Seperti dilansir AFP, Selasa (30/4/2019), pria bernama Riyas A alias Riyas Aboobacker (29) ini ditangkap Badan Investigasi Nasional India (NIA) — yang menangani kasus terorisme — pada Senin (29/4) waktu setempat. Saat diinterogasi, terungkaplah bahwa Riyas adalah pengikut Zahran.

“Dia mengungkapkan bahwa dia telah mengikuti pidato/video Zahran Hashim dari Sri Lanka selama lebih dari setahun,” demikian pernyataan NIA.

“Dia mengakui bahwa dia ingin melakukan serangan bunuh diri di Kerala,” imbuh pernyataan itu, merujuk pada sebuah wilayah di India bagian selatan, dekat perbatasan Sri Lanka.
Disebutkan NIA bahwa Riyas ditangkap karena dianggap ‘berkonspirasi melakukan aksi terorisme’. Penangkapan ini disebut masih terkait kasus tahun 2016 di mana seorang pria India, bersama sejumlah orang lainnya, ditangkap karena hendak bergabung kelompok radikal Islamic State of Iraq and Syria (ISIS) di Suriah.

NIA menyatakan Riyas diduga berkomunikasi via online dengan tersangka kasus 2016 itu dan memantau rekaman audio yang salah satunya ‘menghasut orang lain untuk melakukan serangan teror di India’.

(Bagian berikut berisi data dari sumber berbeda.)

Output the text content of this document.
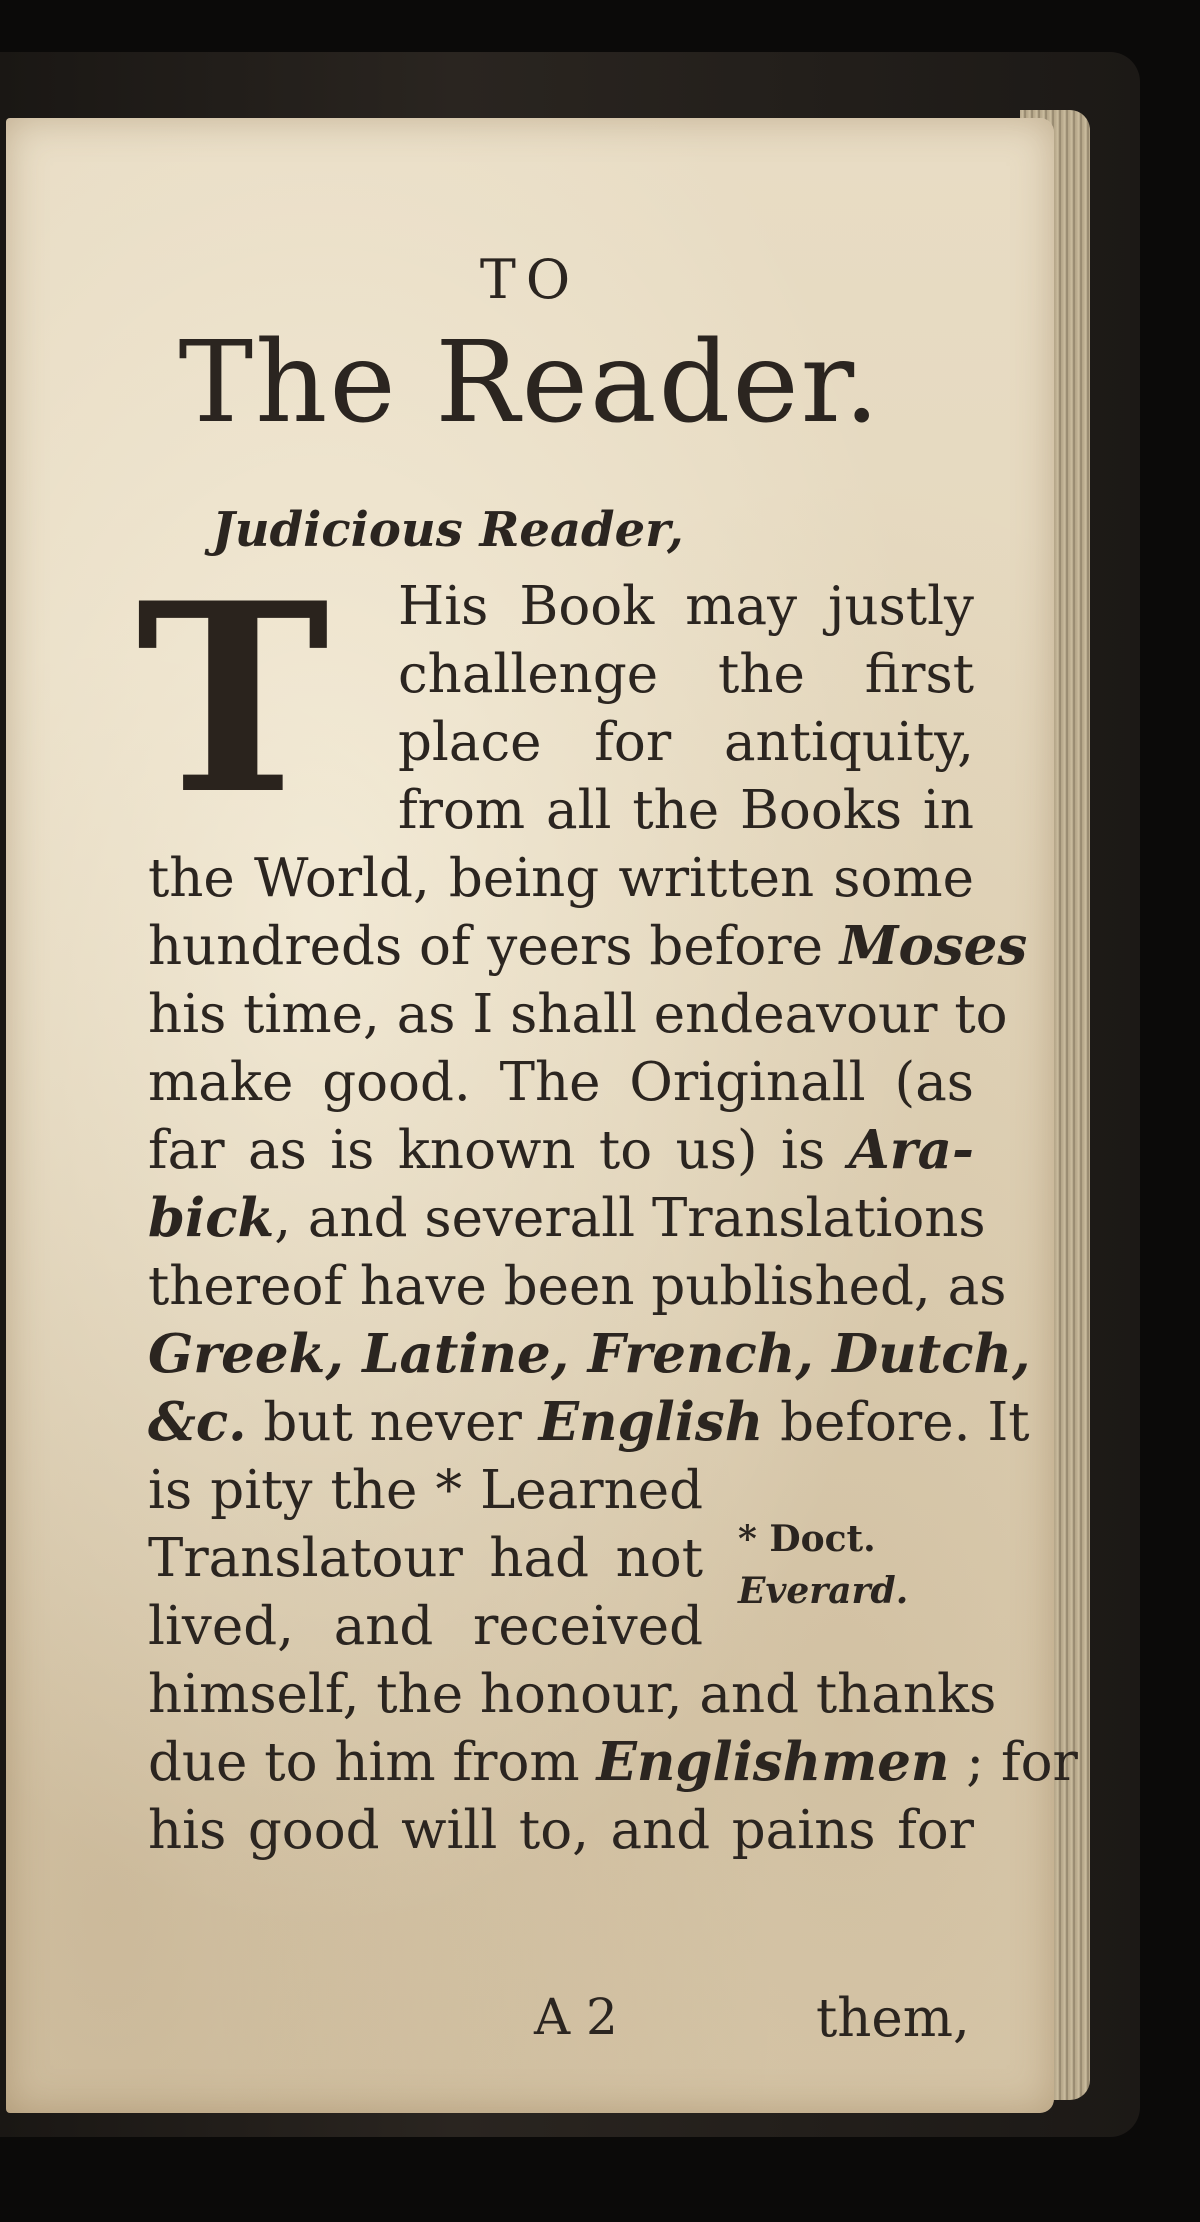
TO
The Reader.
Judicious Reader,
T His Book may justly
challenge the first
place for antiquity,
from all the Books in
the World, being written some
hundreds of yeers before Moses
his time, as I shall endeavour to
make good. The Originall (as
far as is known to us) is Ara-
bick, and severall Translations
thereof have been published, as
Greek, Latine, French, Dutch,
&c. but never English before. It
is pity the * Learned
Translatour had not
lived, and received
* Doct.
Everard.
himself, the honour, and thanks
due to him from Englishmen ; for
his good will to, and pains for
A 2	them,
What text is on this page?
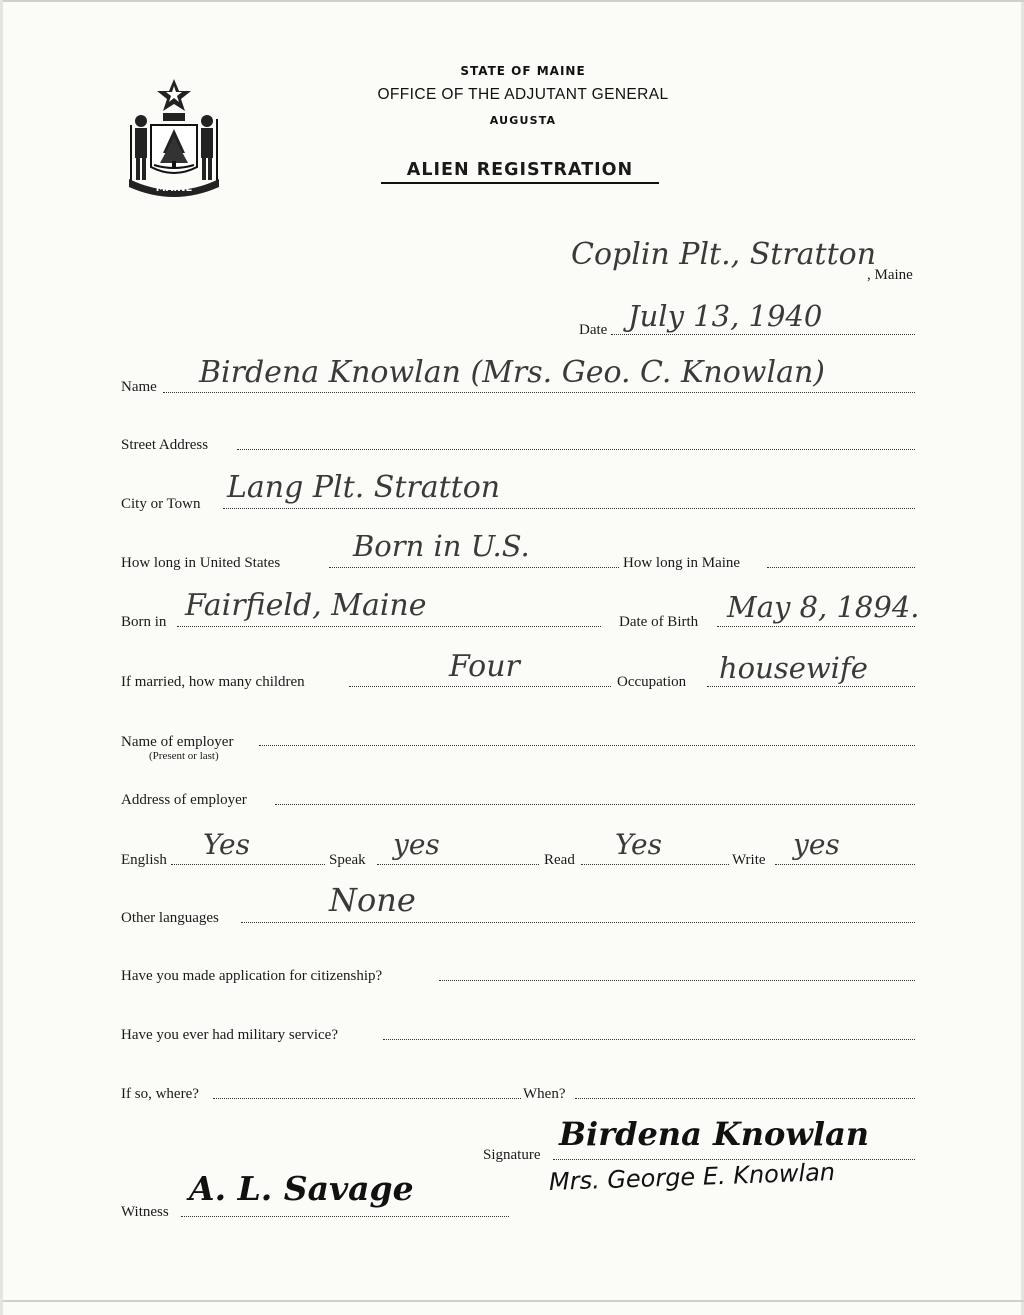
MAINE
STATE OF MAINE
OFFICE OF THE ADJUTANT GENERAL
AUGUSTA
ALIEN REGISTRATION
Coplin Plt., Stratton
, Maine
Date July 13, 1940
Name Birdena Knowlan (Mrs. Geo. C. Knowlan)
Street Address
City or Town Lang Plt. Stratton
How long in United States	Born in U.S.	How long in Maine
Born in Fairfield, Maine	Date of Birth May 8, 1894.
If married, how many children	Four	Occupation housewife
Name of employer
(Present or last)
Address of employer
English Yes	Speak yes	Read Yes	Write yes
Other languages	None
Have you made application for citizenship?
Have you ever had military service?
If so, where?	When?
Signature
Birdena Knowlan
Mrs. George E. Knowlan
Witness
A. L. Savage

Zahran yang videonya kerap ditonton Riyas, diketahui telah disebut otoritas Sri Lanka sebagai dalang utama rentetan bom Paskah pada Minggu (21/4) lalu yang sejauh ini menewaskan 253 orang dan melukai 500 orang lainnya. Zahran yang memiliki nama lengkap Mohamed Hashim Mohamed Zahran ini merupakan pemimpin militan lokal bernama Jamaah Tauhid Nasional (NTJ) yang ada di balik serangan bom paling mematikan di Sri Lanka.

Presiden Sri Lanka, Maithripala Sirisena, telah memastikan Zahran tewas dalam ledakan di Hotel Shangri-La yang menjadi salah satu target serangan.

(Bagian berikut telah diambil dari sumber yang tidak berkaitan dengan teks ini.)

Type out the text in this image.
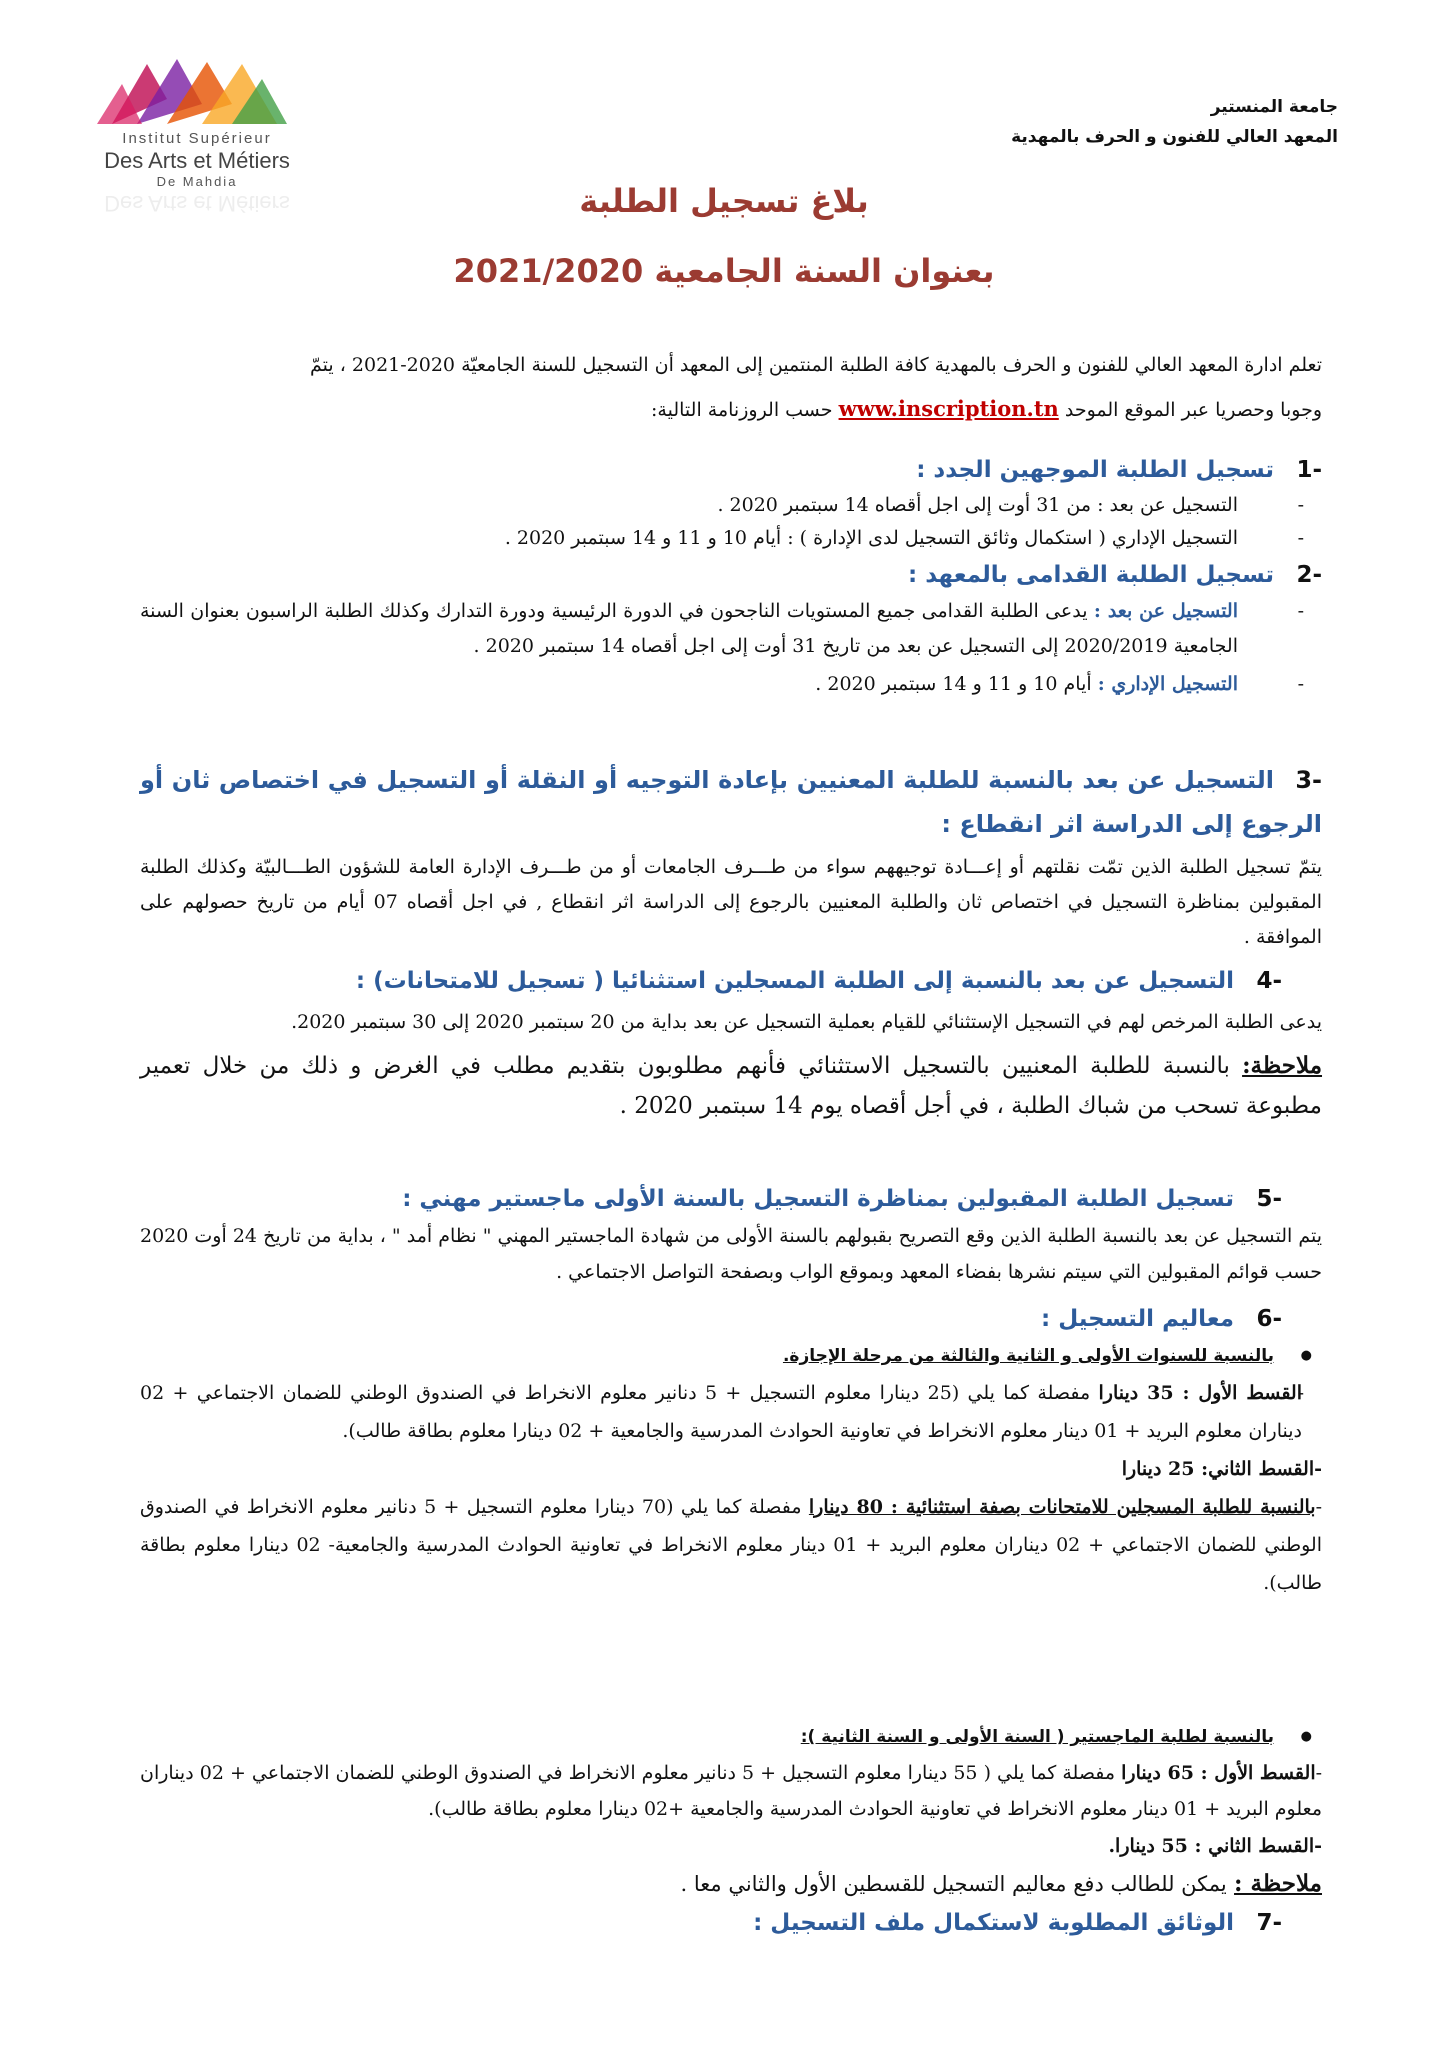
Institut Supérieur
Des Arts et Métiers
De Mahdia
Des Arts et Métiers
جامعة المنستير
المعهد العالي للفنون و الحرف بالمهدية
بلاغ تسجيل الطلبة
بعنوان السنة الجامعية 2021/2020
تعلم ادارة المعهد العالي للفنون و الحرف بالمهدية كافة الطلبة المنتمين إلى المعهد أن التسجيل للسنة الجامعيّة 2020-2021 ، يتمّ
وجوبا وحصريا عبر الموقع الموحد www.inscription.tn حسب الروزنامة التالية:
-1تسجيل الطلبة الموجهين الجدد :
- التسجيل عن بعد : من 31 أوت إلى اجل أقصاه 14 سبتمبر 2020 .
- التسجيل الإداري ( استكمال وثائق التسجيل لدى الإدارة ) : أيام 10 و 11 و 14 سبتمبر 2020 .
-2تسجيل الطلبة القدامى بالمعهد :
- التسجيل عن بعد : يدعى الطلبة القدامى جميع المستويات الناجحون في الدورة الرئيسية ودورة التدارك وكذلك الطلبة الراسبون بعنوان السنة الجامعية 2020/2019 إلى التسجيل عن بعد من تاريخ 31 أوت إلى اجل أقصاه 14 سبتمبر 2020 .
- التسجيل الإداري : أيام 10 و 11 و 14 سبتمبر 2020 .
-3التسجيل عن بعد بالنسبة للطلبة المعنيين بإعادة التوجيه أو النقلة أو التسجيل في اختصاص ثان أو الرجوع إلى الدراسة اثر انقطاع :
يتمّ تسجيل الطلبة الذين تمّت نقلتهم أو إعـــادة توجيههم سواء من طـــرف الجامعات أو من طـــرف الإدارة العامة للشؤون الطـــالبيّة وكذلك الطلبة المقبولين بمناظرة التسجيل في اختصاص ثان والطلبة المعنيين بالرجوع إلى الدراسة اثر انقطاع , في اجل أقصاه 07 أيام من تاريخ حصولهم على الموافقة .
-4التسجيل عن بعد بالنسبة إلى الطلبة المسجلين استثنائيا ( تسجيل للامتحانات) :
يدعى الطلبة المرخص لهم في التسجيل الإستثنائي للقيام بعملية التسجيل عن بعد بداية من 20 سبتمبر 2020 إلى 30 سبتمبر 2020.
ملاحظة: بالنسبة للطلبة المعنيين بالتسجيل الاستثنائي فأنهم مطلوبون بتقديم مطلب في الغرض و ذلك من خلال تعمير مطبوعة تسحب من شباك الطلبة ، في أجل أقصاه يوم 14 سبتمبر 2020 .
-5تسجيل الطلبة المقبولين بمناظرة التسجيل بالسنة الأولى ماجستير مهني :
يتم التسجيل عن بعد بالنسبة الطلبة الذين وقع التصريح بقبولهم بالسنة الأولى من شهادة الماجستير المهني " نظام أمد " ، بداية من تاريخ 24 أوت 2020 حسب قوائم المقبولين التي سيتم نشرها بفضاء المعهد وبموقع الواب وبصفحة التواصل الاجتماعي .
-6معاليم التسجيل :
● بالنسبة للسنوات الأولى و الثانية والثالثة من مرحلة الإجازة.
- القسط الأول : 35 دينارا مفصلة كما يلي (25 دينارا معلوم التسجيل + 5 دنانير معلوم الانخراط في الصندوق الوطني للضمان الاجتماعي + 02 ديناران معلوم البريد + 01 دينار معلوم الانخراط في تعاونية الحوادث المدرسية والجامعية + 02 دينارا معلوم بطاقة طالب).
-القسط الثاني: 25 دينارا
-بالنسبة للطلبة المسجلين للامتحانات بصفة استثنائية : 80 دينارا مفصلة كما يلي (70 دينارا معلوم التسجيل + 5 دنانير معلوم الانخراط في الصندوق الوطني للضمان الاجتماعي + 02 ديناران معلوم البريد + 01 دينار معلوم الانخراط في تعاونية الحوادث المدرسية والجامعية- 02 دينارا معلوم بطاقة طالب).
● بالنسبة لطلبة الماجستير ( السنة الأولى و السنة الثانية ):
-القسط الأول : 65 دينارا مفصلة كما يلي ( 55 دينارا معلوم التسجيل + 5 دنانير معلوم الانخراط في الصندوق الوطني للضمان الاجتماعي + 02 ديناران معلوم البريد + 01 دينار معلوم الانخراط في تعاونية الحوادث المدرسية والجامعية +02 دينارا معلوم بطاقة طالب).
-القسط الثاني : 55 دينارا.
ملاحظة : يمكن للطالب دفع معاليم التسجيل للقسطين الأول والثاني معا .
-7الوثائق المطلوبة لاستكمال ملف التسجيل :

Sumber-sumber militer setempat menyebut Zahran pernah bepergian ke Tamil Nadu, India bagian selatan, yang berbatasan dengan Kerala. Zahran juga disebut pernah berkomunikasi dengan militan Islamis di sana.

Sosok Zahran yang disebut sebagai ulama radikal ini pernah muncul dalam video propaganda ISIS, yang telah mengklaim bertanggung jawab atas serangan bom Sri Lanka. Dalam video ISIS itu, Zahran tampak memimpin prosesi baiat kepada pemimpin ISIS, Abu Bakr al-Baghdadi.